# MY HAFLINGER DRAWING> WHAT DO YOU THINK???



## sparky (Dec 14, 2006)

Thats really good  The only tips that i could only give you, is to try shading with the muscles. So its darker there, and if its done properly, it can really make a huge difference to the picture.


----------



## Miischiief (Jan 22, 2007)

OMG!

looks authentic  (good thing!)


----------



## Quebeth (Feb 27, 2007)

Thanks for the comments


----------



## Fancy Girl Haflinger (Jan 7, 2009)

Its better than i can do great job


----------



## ridingismylife2 (Nov 4, 2008)

WOW! thats really good.
i agree about more shading but otherwise it's really good


----------



## masatisan (Jan 12, 2009)

The horse is rather good, but the halter looks like it needs some work still, (under the chin and over the nose) so that it dosen't look embedded into his skin. Would it be possible for you to load your ref. pic?
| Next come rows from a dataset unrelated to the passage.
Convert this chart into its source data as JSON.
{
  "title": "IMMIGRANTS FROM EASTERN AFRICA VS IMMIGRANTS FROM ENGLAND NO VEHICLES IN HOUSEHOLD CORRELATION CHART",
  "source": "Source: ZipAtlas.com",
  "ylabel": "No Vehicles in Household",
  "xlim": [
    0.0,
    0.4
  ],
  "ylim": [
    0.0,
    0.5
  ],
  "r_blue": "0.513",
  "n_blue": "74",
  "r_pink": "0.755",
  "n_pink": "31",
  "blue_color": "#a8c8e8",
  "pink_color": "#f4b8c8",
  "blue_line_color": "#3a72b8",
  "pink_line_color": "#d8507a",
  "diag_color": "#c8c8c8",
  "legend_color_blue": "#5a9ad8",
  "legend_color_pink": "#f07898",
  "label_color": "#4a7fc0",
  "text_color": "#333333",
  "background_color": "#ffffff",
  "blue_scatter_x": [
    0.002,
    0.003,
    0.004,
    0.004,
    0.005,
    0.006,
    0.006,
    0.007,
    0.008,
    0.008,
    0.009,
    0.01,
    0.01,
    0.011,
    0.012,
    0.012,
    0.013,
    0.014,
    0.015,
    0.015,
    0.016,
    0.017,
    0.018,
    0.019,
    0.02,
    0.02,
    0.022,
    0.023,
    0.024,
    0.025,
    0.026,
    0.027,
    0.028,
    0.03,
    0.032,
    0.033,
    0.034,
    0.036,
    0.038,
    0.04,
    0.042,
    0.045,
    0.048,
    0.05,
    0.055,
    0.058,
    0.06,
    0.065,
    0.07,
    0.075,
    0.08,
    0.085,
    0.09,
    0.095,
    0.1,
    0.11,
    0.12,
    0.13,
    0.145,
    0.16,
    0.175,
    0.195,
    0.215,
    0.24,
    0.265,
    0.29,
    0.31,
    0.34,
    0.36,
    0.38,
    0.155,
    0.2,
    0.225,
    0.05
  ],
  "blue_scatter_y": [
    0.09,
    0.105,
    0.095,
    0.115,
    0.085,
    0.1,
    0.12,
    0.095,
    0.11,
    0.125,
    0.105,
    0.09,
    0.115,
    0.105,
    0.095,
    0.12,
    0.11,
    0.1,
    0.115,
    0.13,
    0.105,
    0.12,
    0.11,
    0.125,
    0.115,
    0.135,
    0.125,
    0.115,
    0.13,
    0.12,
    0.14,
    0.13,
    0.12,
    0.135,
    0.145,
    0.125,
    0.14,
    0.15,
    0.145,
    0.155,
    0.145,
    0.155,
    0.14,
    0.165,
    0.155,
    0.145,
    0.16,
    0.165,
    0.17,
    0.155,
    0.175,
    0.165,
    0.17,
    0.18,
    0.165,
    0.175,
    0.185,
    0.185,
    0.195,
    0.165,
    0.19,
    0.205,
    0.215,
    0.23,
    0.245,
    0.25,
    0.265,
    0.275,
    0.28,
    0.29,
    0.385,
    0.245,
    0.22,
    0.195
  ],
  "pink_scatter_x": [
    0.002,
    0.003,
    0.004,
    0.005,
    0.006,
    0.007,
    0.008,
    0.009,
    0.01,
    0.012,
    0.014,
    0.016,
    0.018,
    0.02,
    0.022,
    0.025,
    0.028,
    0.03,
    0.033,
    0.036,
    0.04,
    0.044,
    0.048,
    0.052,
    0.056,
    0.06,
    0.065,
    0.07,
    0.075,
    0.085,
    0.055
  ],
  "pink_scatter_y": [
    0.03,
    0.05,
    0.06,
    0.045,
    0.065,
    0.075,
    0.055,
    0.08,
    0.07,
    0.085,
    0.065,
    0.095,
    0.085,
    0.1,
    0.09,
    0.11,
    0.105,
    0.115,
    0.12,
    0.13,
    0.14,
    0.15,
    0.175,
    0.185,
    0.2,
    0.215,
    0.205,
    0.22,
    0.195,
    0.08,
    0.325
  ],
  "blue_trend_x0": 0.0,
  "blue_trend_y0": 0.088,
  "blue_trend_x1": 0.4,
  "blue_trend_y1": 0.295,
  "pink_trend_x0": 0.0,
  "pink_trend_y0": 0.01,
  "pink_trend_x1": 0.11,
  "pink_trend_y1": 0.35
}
I would love to see it!


----------



## XxXequinegrlXxX (May 24, 2008)

it looks great!! .. def. better than i can do hehe

but here are some suggestions:
-make the ears a tad bit bigger
-shading
-and make that halter a bit thicker 

other than that great !!!!


----------



## my2geldings (Feb 18, 2008)

Great drawing


----------